Its literal translation is 'consort' since as per the formerly existent matriarchal system in Travancore, the Maharajah's sister was the Maharani, and not his wife. Thus the wife, a non-royal, took the title of Ammachi Panapillai Amma.

The Ammachis were mostly from families of the Nair nobility. The Maharajahs married these ladies through the Sambandham form of wedlock known as Pattum Pudavayum.

==Origin==
The Maharajahs of Travancore (current south Kerala) adopted the Matrilineal custom and inheritance prevalent in the land around the 14th Century AD. Accordingly, when a king died, his nephew (sister's son) would become the next ruler.

==Ammaveedus==

Families from where Maharajas got married were known as Ammaveedus. It is believed that when the then Travancore King, Maharajah Sree Karthika Thirunal Dharamaraja shifted capital from Padmanabhapuram to Thiruvananthapuram, he brought along his four wives who belonged to the places namely Vadasseri, Nagercoil, Arumana, and Thiruvattar. The new houses, referred to as Ammaveedus (ancestral homes of Ammachis) were constructed in the new capital and were named Arumana Ammaveedu, Vadasseri Ammaveedu, Nagercoil Ammaveedu, Thiruvattar Ammaveedu. The Maharajah also passed a rule that all the Royal male members should only marry from one of the above-mentioned four Ammaveedus. This gave social prominence to the Ammachis as well as their homes.

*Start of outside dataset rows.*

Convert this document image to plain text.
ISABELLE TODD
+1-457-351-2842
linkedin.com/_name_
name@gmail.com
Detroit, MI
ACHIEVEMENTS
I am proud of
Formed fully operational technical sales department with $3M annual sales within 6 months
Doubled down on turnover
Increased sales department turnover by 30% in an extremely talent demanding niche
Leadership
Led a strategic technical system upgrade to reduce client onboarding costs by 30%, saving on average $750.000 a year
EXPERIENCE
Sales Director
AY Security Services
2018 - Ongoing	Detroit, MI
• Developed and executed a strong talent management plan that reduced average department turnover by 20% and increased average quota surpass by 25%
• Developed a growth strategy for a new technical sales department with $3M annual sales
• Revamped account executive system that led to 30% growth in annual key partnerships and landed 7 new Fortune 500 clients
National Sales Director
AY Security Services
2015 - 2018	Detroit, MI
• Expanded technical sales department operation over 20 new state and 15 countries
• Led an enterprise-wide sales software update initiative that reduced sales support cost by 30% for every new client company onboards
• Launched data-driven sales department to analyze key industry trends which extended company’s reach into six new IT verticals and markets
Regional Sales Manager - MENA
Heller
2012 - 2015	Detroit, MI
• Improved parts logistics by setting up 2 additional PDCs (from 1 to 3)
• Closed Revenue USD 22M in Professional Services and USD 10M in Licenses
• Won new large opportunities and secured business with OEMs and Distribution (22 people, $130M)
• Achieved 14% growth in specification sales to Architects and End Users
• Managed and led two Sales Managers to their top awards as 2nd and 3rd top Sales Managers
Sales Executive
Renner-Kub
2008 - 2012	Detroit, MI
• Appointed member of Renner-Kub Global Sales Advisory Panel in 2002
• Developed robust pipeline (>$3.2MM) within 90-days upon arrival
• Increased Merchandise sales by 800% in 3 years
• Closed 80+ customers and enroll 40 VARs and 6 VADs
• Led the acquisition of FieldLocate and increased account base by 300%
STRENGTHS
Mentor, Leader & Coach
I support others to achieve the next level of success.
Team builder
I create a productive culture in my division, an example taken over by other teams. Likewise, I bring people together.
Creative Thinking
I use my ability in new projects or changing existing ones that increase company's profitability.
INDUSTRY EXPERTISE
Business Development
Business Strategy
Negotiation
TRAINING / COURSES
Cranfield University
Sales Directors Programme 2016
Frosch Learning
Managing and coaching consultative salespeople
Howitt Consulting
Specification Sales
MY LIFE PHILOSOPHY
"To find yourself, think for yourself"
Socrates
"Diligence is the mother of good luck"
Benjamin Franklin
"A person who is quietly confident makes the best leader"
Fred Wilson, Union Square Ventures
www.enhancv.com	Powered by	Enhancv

The Kings of Travancore traditionally took wives from Ammaveedus and the Consorts, known as Ammachis would get the additional title of Panapillai Amma. If at all another lady from outside the Ammaveedu's was to be married to the King, she would be adopted to one of the Ammaveedus first and then wed to the King. This was the case in the marriage of Maharajah Swathi Thirunal, Maharajah Ayilyam Thirunal and Maharajah Moolam Thirunal.

==Social Status==

Even though Ammachis and her children were held in high social esteem, they had neither any royal rights nor any political power, because of the matrilineal system followed by Royal families. The next Rani (queen) is the sister of Maharaja (King) not his wife. The wife remained outsiders and were not considered as part of Royal family and neither they had any communications with other royal members.